## Elements of Statistical Learning - Chapter 3 Partial Solutions

The second set of solutions is for Chapter 3, *Linear Methods for Regression*, covering linear regression models and extensions to least squares regression techniques, such as ridge regression, lasso, and least-angle regression.

### Exercise Solutions

See the solutions in PDF format (source) for a more pleasant reading experience. This webpage was created from the LaTeX source using the LaTeX2Markdown utility - check it out on GitHub.

#### Exercise 3.1

Show that the $F$ statistic for dropping a single coefficient from a model is equal to the square of the corresponding $z$-score.

#### Proof

Recall that the $F$ statistic is defined by the following expression [ \frac{(RSS_0 - RSS_1) / (p_1 - p_0)}{RSS_1 / (N - p_1 - 1)}. ] where $RSS_0, RSS_1$ and $p_0 + 1, p_1 + 1$ refer to the residual sum of squares and the number of free parameters in the smaller and bigger models, respectively.

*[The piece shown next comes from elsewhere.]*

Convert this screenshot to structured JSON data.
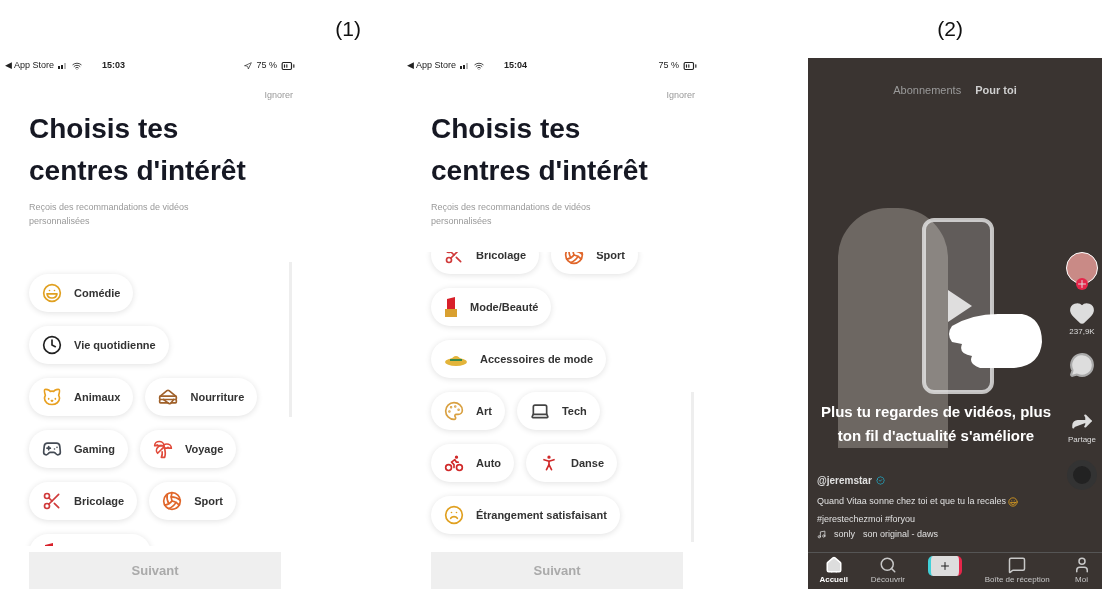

Recall also that the $F$ statistic has a $F_{p_1 - p_0, N-p_1 - 1}$ distribution under the null hypothesis that the smaller model is correct.

Next, recall that the $z$-score of a coefficient is [ z_j = \frac{\hat \beta_j}{\hat \sigma \sqrt{v_j}} ] and under the null hypothesis that $\beta_j$ is zero, $z_j$ is distributed according to a $t$-distribution with $N-p-1$ degrees of freedom.

Hence, by dropping a single coefficient from a model, our $F$ statistic has a $F_{1, N-p - 1}$ where $p + 1$ are the number of parameters in the original model. Similarly, the corresponding $z$-score is distributed according to a $t_{N-p-1}$ distribution, and thus the square of the $z$-score is distributed according to an $F_{1, N-p-1}$ distribution, as required.

Thus both the $z$-score and the $F$ statistic test identical hypotheses under identical distributions. Thus they must have the same value in this case.

#### Exercise 3.2

Given data on two variables $X$ and $Y$, consider fitting a cubic polynomial regression model $f(X) = \sum_{j=0}^{3} \beta_j X^j$. In addition to plotting the fitted curve, you would like a 95% confidence band about the curve. Consider the following two approaches:

- At each point $x_0$, form a 95% confidence interval for the linear function $a^T \beta = \sum_{j=0}^{3}\beta_j x_0^j$.
- Form a 95% confidence set for $\beta$ as in (3.15), which in tun generates confidence intervals for $f(x_0)$.
How do these approaches differ? Which band is likely to be wider? Conduct a small simulation experiment to compare the two methods.

#### Proof

The key distinction is that in the first case, we form the set of points such that we are 95% confident that $\hat f(x_0)$ is within this set, whereas in the second method, we are 95% confident that an arbitrary point is within our confidence interval. This is the distinction between a *pointwise* approach and a *global* confidence estimate.

In the pointwise approach, we seek to estimate the variance of an individual prediction - that is, to calculate $\text{Var}(\hat f(x_0) | x_0)$. Here, we have \begin{align} \sigma_0^2 = \text{Var}(\hat f(x_0) | x_0) &= \text{Var}(x_0^T \hat \beta | x_0) \\ &= x_0^T \text{Var}(\hat \beta) x_0 \\ &= \hat \sigma^2 x_0^T (X^T X)^{-1} x_0. \end{align} where $\hat \sigma^2$ is the estimated variance of the innovations $\epsilon_i$.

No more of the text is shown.